AFTER eight days in police custody, the Majority Leader of the Rivers State House of Assembly, Mr. Chidi Lloyd, on Wednesday, finally appeared before a High Court in Port Harcourt.
Lloyd, arraigned on six counts of attempted murder, conspiracy, assault and malicious damage, arrived at the court about 10.52am accompanied by riot policemen and other security operatives.
Clad in blue attire, the lawmaker limped as he entered the court premises, supported by two unidentified persons.
The offence of the PDP lawmaker, who was reportedly involved in the fracas in the State Assembly on July 9, 2013, the prosecution said, was contrary to Section 320 of the Criminal Code Law, Cap 37 laws of Rivers State of Nigeria 1999.
Lloyd allegedly hit his fellow lawmaker, Mr. Michael Chinda, with a fake mace during a fight at the Assembly chamber.
During the hearing, the prosecution counsel, Mr. Donald De-wigwe (SAN), objected to the state Attorney-General and Commissioner for Justice, Mr. Worgu Boms’ plea to take over the criminal proceeding.
De-wigwe argued that Boms could not take over the court proceedings since there was no proper arraignment of the accused before the court.
De-wigwe said, “Judicially, the argument does not stand. It is not a law of today. The issue is that whether or not there is a criminal proceeding before the court. Until plea is taken, there is still nothing for the attorney-general to takeover.”
Referring to legal authorities to defend his argument, De-wigwe said the attorney-general’s attempt to take over the criminal proceeding of the court was premature.
Boms had earlier noted that Section 211 of the 1999 Constitution, as amended, empowered him to take over the case.
Noting that the measure was necessary in the interest of justice, the Attorney-General insisted that the alleged offence was against the state.
He added, “I stand here by the powers conferred on me by Section 211(1)(b) of the 1999 Constitution to take over the prosecution of the matter between the Commissioner of Police and Chidi Lloyd.”
Also, Lloyd’s lead counsel, Mr. Beluolisa Nwofor (SAN), who objected to the appearance of De-wigwe and other lawyers for the prosecution, explained that as private lawyers, they needed to obtain a fiat from the state Attorney-General to prosecute the matter.
Nwofor said, “I object to De-wigwe’s appearance for prosecution. He is not a police officer, but a private practitioner. The law requires that for a private practitioner to appear in a criminal charge by the Commissioner of Police, he should tender a fiat from the Attorney-General of the state.

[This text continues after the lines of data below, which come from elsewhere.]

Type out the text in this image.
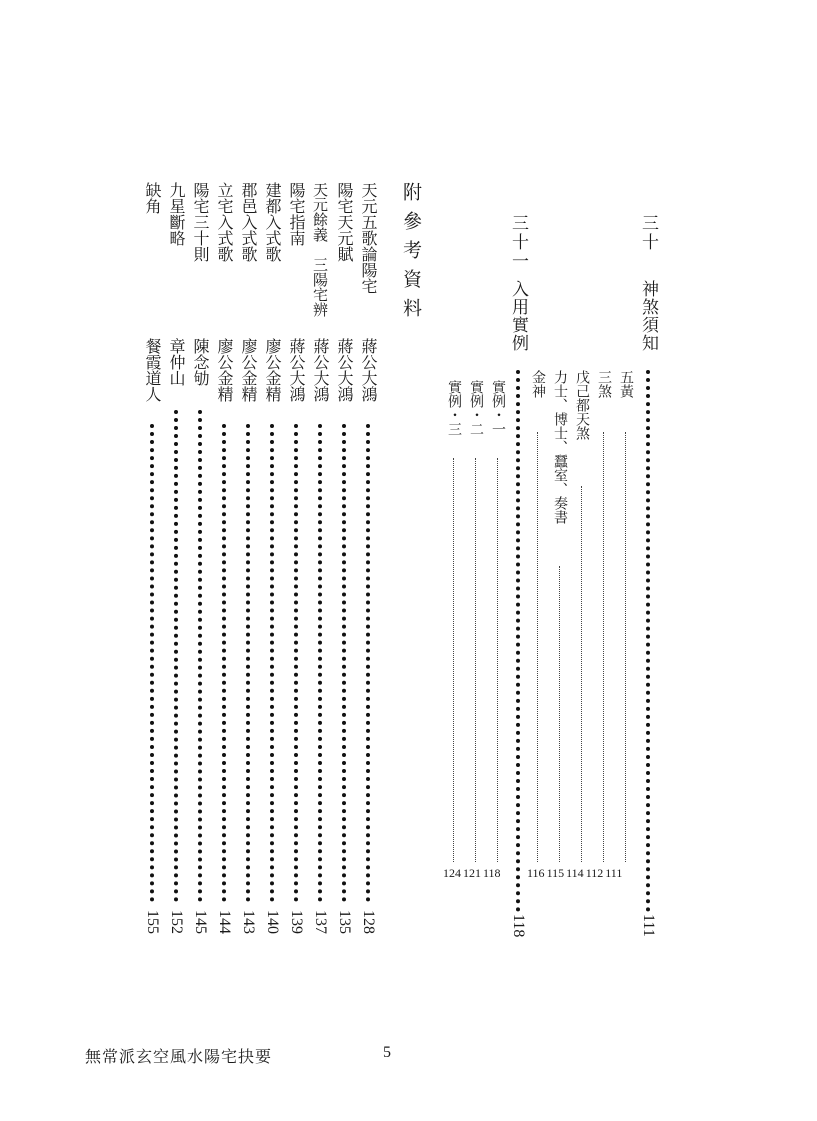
三十
神煞須知
111
五黃
三煞
戊己都天煞
力士、博士、蠶室、奏書
金神
116 115 114 112 111
三十一
入用實例
118
實例・一
實例・二
實例・三
124 121 118
附參考資料
天元五歌論陽宅
蔣公大鴻
128
陽宅天元賦
蔣公大鴻
135
天元餘義　三陽宅辨
蔣公大鴻
137
陽宅指南
蔣公大鴻
139
建都入式歌
廖公金精
140
郡邑入式歌
廖公金精
143
立宅入式歌
廖公金精
144
陽宅三十則
陳念劬
145
九星斷略
章仲山
152
缺角
餐霞道人
155
無常派玄空風水陽宅抉要	5
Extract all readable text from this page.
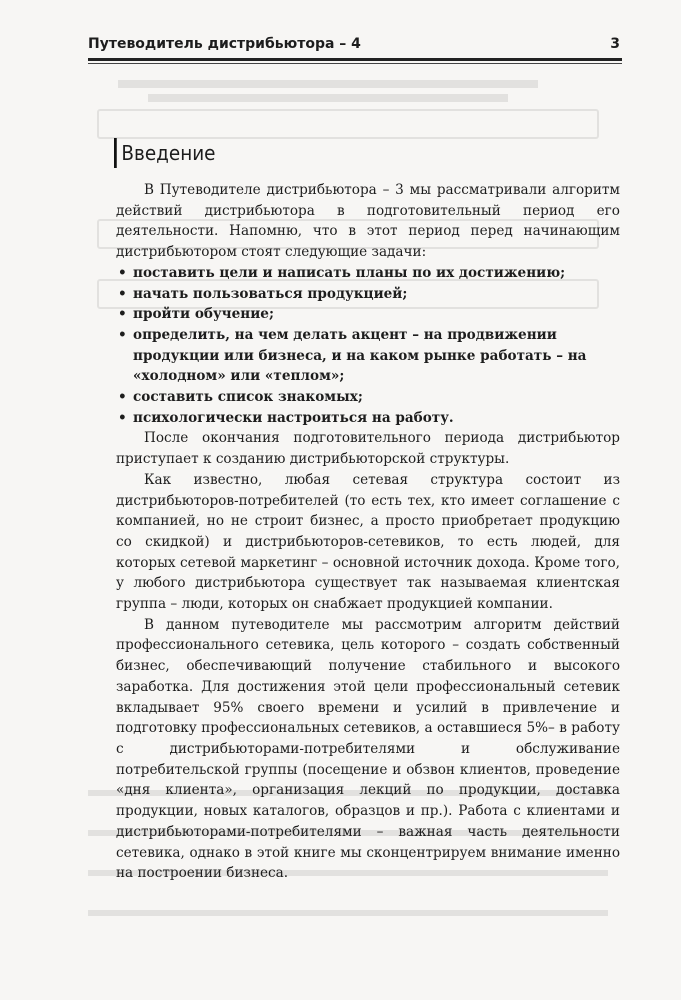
Путеводитель дистрибьютора – 4	3
Введение

В Путеводителе дистрибьютора – 3 мы рассматривали алгоритм действий дистрибьютора в подготовительный период его деятельности. Напомню, что в этот период перед начинающим дистрибьютором стоят следующие задачи:

• поставить цели и написать планы по их достижению;
• начать пользоваться продукцией;
• пройти обучение;
• определить, на чем делать акцент – на продвижении продукции или бизнеса, и на каком рынке работать – на «холодном» или «теплом»;
• составить список знакомых;
• психологически настроиться на работу.

После окончания подготовительного периода дистрибьютор приступает к созданию дистрибьюторской структуры.

Как известно, любая сетевая структура состоит из дистрибьюторов-потребителей (то есть тех, кто имеет соглашение с компанией, но не строит бизнес, а просто приобретает продукцию со скидкой) и дистрибьюторов-сетевиков, то есть людей, для которых сетевой маркетинг – основной источник дохода. Кроме того, у любого дистрибьютора существует так называемая клиентская группа – люди, которых он снабжает продукцией компании.

В данном путеводителе мы рассмотрим алгоритм действий профессионального сетевика, цель которого – создать собственный бизнес, обеспечивающий получение стабильного и высокого заработка. Для достижения этой цели профессиональный сетевик вкладывает 95% своего времени и усилий в привлечение и подготовку профессиональных сетевиков, а оставшиеся 5%– в работу с дистрибьюторами-потребителями и обслуживание потребительской группы (посещение и обзвон клиентов, проведение «дня клиента», организация лекций по продукции, доставка продукции, новых каталогов, образцов и пр.). Работа с клиентами и дистрибьюторами-потребителями – важная часть деятельности сетевика, однако в этой книге мы сконцентрируем внимание именно на построении бизнеса.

“I urge the court to expunge the appearance of all the lawyers announced by the SAN, except J.C.A. Ideachaba, a Superintendent of Police, who filed the information.”
He argued that the letter presented to the court by De-wigwe was not enough as far as the law was concerned.
De-wigwe, however, disagreed saying the state Commissioner of Police initiated the charge not the state Attorney-General.
Justice Nyordee adjourned the case till August 6, 2013 to rule on the submissions of the opposing counsel as it concerned the declaration for a takeover of the criminal proceedings by the Attorney-General.
Meanwhile, there was tight security at the court premises as security operatives frisked all that entered the courtroom.